Howard chose Houston, another team that expected to help it win a championship and that even hosted a special press conference with Hakeem Olajuwon and Yao Ming. But this team, with a talented security guard in James Harden, wouldn’t have been built around Howard either.
“You could tell it was different for him,” said Corey Brewer, who joined the Rockets there in Howard’s sophomore year.
There were reports of dissatisfaction between Howard and Harden.
“They were just different,” Brewer said. ‘I wouldn’t say it didn’t fit. Just different personalities. I don’t feel they had any problems as far as I knew. We tried to win.”
With Howard and Harden, the Rockets reached the Western Conference finals during the 2014-15 season, losing to Golden State. Criticisms of Howard’s game continued; For example, Barkley often said that Howard never improved his game after his time in Orlando.

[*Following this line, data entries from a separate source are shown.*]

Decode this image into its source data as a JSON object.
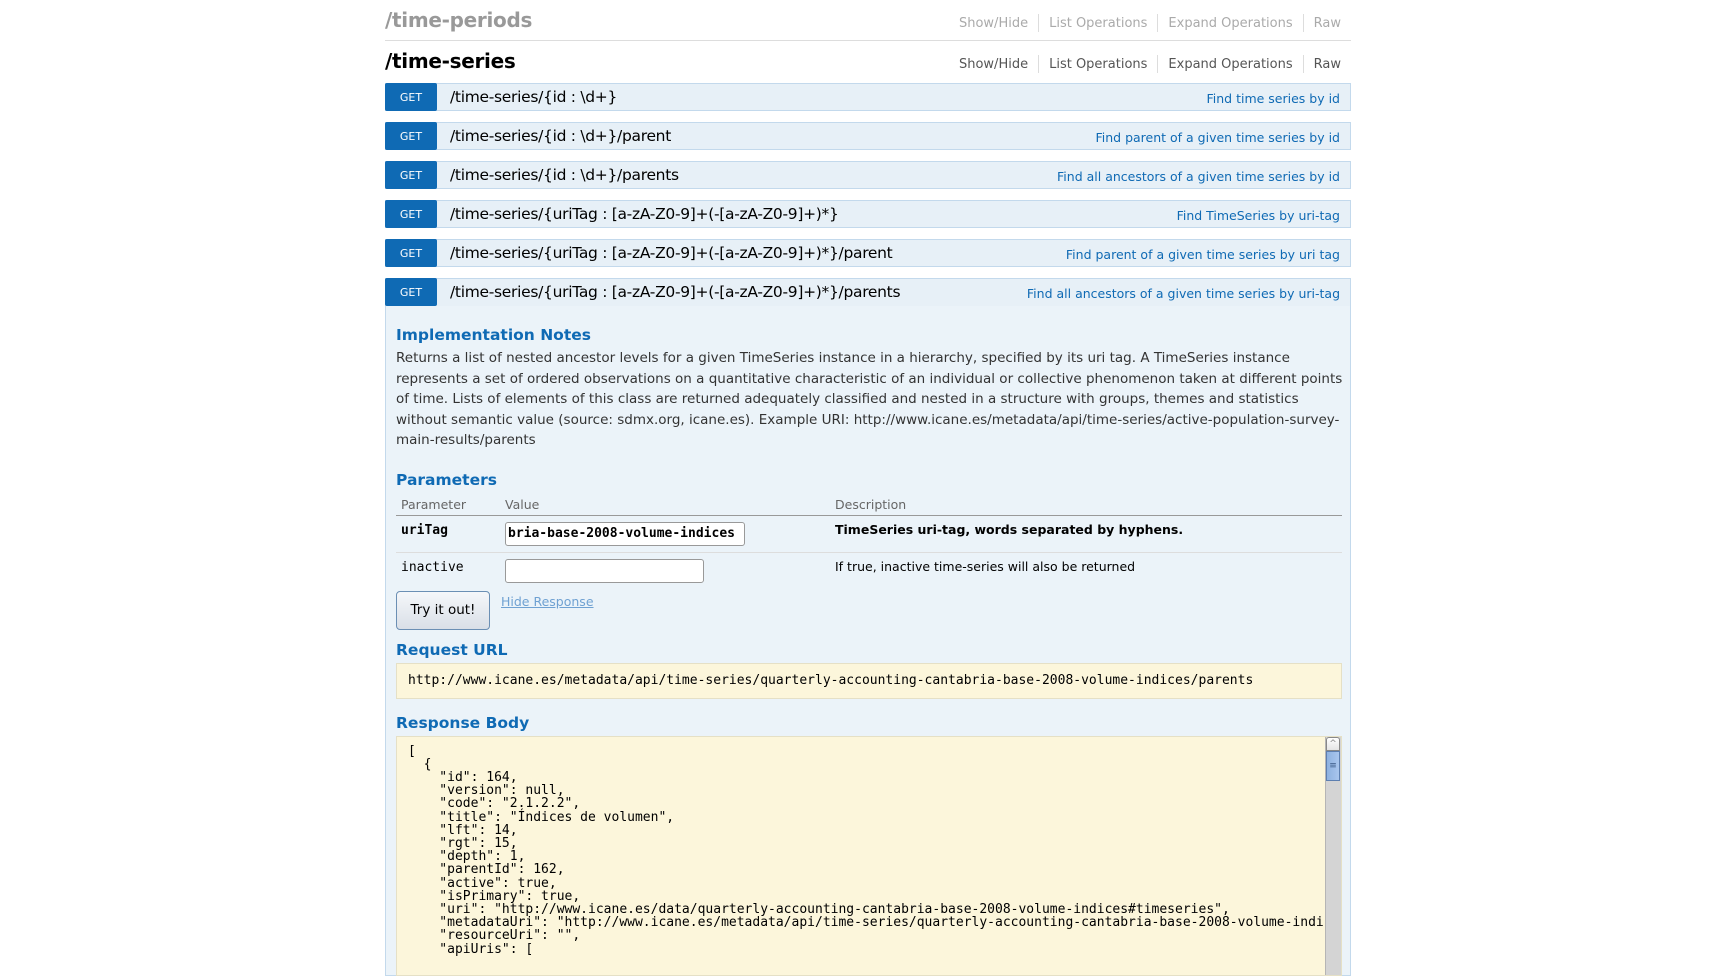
{
  "resources": [
    {
      "title": "/time-periods",
      "links": [
        "Show/Hide",
        "List Operations",
        "Expand Operations",
        "Raw"
      ]
    },
    {
      "title": "/time-series",
      "links": [
        "Show/Hide",
        "List Operations",
        "Expand Operations",
        "Raw"
      ]
    }
  ],
  "operations": [
    {
      "method": "GET",
      "path": "/time-series/{id : \\d+}",
      "summary": "Find time series by id"
    },
    {
      "method": "GET",
      "path": "/time-series/{id : \\d+}/parent",
      "summary": "Find parent of a given time series by id"
    },
    {
      "method": "GET",
      "path": "/time-series/{id : \\d+}/parents",
      "summary": "Find all ancestors of a given time series by id"
    },
    {
      "method": "GET",
      "path": "/time-series/{uriTag : [a-zA-Z0-9]+(-[a-zA-Z0-9]+)*}",
      "summary": "Find TimeSeries by uri-tag"
    },
    {
      "method": "GET",
      "path": "/time-series/{uriTag : [a-zA-Z0-9]+(-[a-zA-Z0-9]+)*}/parent",
      "summary": "Find parent of a given time series by uri tag"
    },
    {
      "method": "GET",
      "path": "/time-series/{uriTag : [a-zA-Z0-9]+(-[a-zA-Z0-9]+)*}/parents",
      "summary": "Find all ancestors of a given time series by uri-tag"
    }
  ],
  "details": {
    "notes_title": "Implementation Notes",
    "notes": "Returns a list of nested ancestor levels for a given TimeSeries instance in a hierarchy, specified by its uri tag. A TimeSeries instance represents a set of ordered observations on a quantitative characteristic of an individual or collective phenomenon taken at different points of time. Lists of elements of this class are returned adequately classified and nested in a structure with groups, themes and statistics without semantic value (source: sdmx.org, icane.es). Example URI: http://www.icane.es/metadata/api/time-series/active-population-survey-main-results/parents",
    "params_title": "Parameters",
    "param_headers": {
      "parameter": "Parameter",
      "value": "Value",
      "description": "Description"
    },
    "params": [
      {
        "name": "uriTag",
        "value": "bria-base-2008-volume-indices",
        "description": "TimeSeries uri-tag, words separated by hyphens."
      },
      {
        "name": "inactive",
        "value": "",
        "description": "If true, inactive time-series will also be returned"
      }
    ],
    "try_button": "Try it out!",
    "hide_response": "Hide Response",
    "request_url_title": "Request URL",
    "request_url": "http://www.icane.es/metadata/api/time-series/quarterly-accounting-cantabria-base-2008-volume-indices/parents",
    "response_body_title": "Response Body",
    "response_body": "[\n  {\n    \"id\": 164,\n    \"version\": null,\n    \"code\": \"2.1.2.2\",\n    \"title\": \"Índices de volumen\",\n    \"lft\": 14,\n    \"rgt\": 15,\n    \"depth\": 1,\n    \"parentId\": 162,\n    \"active\": true,\n    \"isPrimary\": true,\n    \"uri\": \"http://www.icane.es/data/quarterly-accounting-cantabria-base-2008-volume-indices#timeseries\",\n    \"metadataUri\": \"http://www.icane.es/metadata/api/time-series/quarterly-accounting-cantabria-base-2008-volume-indices\",\n    \"resourceUri\": \"\",\n    \"apiUris\": ["
  },
  "colors": {
    "method_get": "#0f6ab4",
    "op_background": "#e7f0f7",
    "panel_background": "#ebf3f9",
    "code_background": "#fcf6db"
  }
}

All the while, the sport was changing, making traditional centers like Howard less effective. After another season in Houston, Howard spent the next five years in five teams: the Atlanta Hawks, the Charlotte Hornets, the Washington Wizards, the Lakers and the Philadelphia 76ers. He was also traded to the Grizzlies and the Nets before being waived before playing any games. He returned to the Lakers for a third stint this season.

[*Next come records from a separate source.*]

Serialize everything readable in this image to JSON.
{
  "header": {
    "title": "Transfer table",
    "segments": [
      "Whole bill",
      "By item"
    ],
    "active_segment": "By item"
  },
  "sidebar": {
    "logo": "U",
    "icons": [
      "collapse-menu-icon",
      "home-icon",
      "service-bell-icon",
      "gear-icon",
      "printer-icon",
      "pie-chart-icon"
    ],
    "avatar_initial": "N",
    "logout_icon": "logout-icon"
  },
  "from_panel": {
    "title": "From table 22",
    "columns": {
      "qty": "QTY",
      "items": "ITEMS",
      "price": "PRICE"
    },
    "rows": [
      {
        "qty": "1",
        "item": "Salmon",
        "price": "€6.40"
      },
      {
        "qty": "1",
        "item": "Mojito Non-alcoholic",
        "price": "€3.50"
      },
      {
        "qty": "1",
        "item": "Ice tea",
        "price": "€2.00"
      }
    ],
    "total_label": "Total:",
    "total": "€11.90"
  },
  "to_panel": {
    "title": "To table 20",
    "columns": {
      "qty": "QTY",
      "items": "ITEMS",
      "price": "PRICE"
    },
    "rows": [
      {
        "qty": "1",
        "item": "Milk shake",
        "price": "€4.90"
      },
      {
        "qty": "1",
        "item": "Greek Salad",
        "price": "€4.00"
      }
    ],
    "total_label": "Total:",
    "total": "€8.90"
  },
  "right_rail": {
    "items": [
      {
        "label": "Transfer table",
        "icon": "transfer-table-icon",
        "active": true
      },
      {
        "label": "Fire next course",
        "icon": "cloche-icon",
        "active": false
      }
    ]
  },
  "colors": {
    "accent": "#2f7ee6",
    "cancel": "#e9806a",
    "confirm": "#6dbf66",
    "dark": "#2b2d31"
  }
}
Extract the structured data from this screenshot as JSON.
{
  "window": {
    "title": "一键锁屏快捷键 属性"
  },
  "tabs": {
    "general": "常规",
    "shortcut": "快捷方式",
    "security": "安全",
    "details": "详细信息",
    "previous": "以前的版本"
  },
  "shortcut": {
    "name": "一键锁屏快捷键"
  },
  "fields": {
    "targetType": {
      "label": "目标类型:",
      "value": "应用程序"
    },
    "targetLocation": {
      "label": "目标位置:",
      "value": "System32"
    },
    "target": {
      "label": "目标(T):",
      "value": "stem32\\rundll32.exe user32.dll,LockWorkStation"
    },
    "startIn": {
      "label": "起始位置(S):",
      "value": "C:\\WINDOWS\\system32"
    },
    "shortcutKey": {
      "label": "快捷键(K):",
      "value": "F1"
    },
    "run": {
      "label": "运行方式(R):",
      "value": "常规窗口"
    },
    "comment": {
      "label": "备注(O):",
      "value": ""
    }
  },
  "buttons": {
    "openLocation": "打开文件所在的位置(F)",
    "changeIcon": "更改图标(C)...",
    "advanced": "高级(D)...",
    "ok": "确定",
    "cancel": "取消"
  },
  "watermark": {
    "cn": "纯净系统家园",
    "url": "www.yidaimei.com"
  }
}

One night in Washington, after a game early in his solitary season there, an arena worker yelled “Brick!” when Howard missed free throws, according to The Washington Post and The Athletic.
Howard didn’t spend much time physically with the Wizards, who were sidelined for most of the season after back surgery.
He was seen as a player who would be a problem, who would complain about his minutes and chances. He was booed in Orlando and booed in Los Angeles.
When the Lakers signed him in 2019, they gave him an unguaranteed contract, which offered little security to Howard if the reunion went badly.
“He came in every day, hit everyone, said hello to everyone, made sure everyone knew he was happy in the situation he was in,” said JaVale McGee, who started for Howard with the Lakers during the 2019-20 season. . “He was consistently the ultimate professional.”
McGee added, when asked if showing that quality seemed important to Howard: “I definitely think it was important just because of rumors and the way people talk about you in the league, especially GMs and coaches. quite ruining the image.”
The Lakers won a championship in 2020 with Howard coming off the bench during the playoffs.
“If you look at him now, he’s a submarine,” said Smith, Howard’s former general manager. “He comes in, he adds some energy, plays some defense. But if you go back to his best days when the world revolved around him and teams have to answer to him before they answer to anything else because he has such a presence of inside. Everyone had to adapt to that. The game has changed so much.”
The way the Lakers use their centers reflects that change.
Howard started this season, coming off the Lakers bench for DeAndre Jordan, who started centrally. But Jordan has only played in one game since Christmas. During that time, Howard played in just five of eight games, playing an average of 13 minutes per game. Lately, LeBron James has been the starting point for the Lakers.
Perhaps time has dulled his past achievements. Perhaps Howard’s complicated journey influenced his legacy.
“I’ve got people asking me, ‘Oh, do you think he’s a Hall of Famer?'” said Van Gundy. ‘Do I think he’s a Hall of Famer? Are you joking?”
Van Gundy rattled Howard’s All-NBA and defensive awards.
“Go and see how many people have done that,” he said.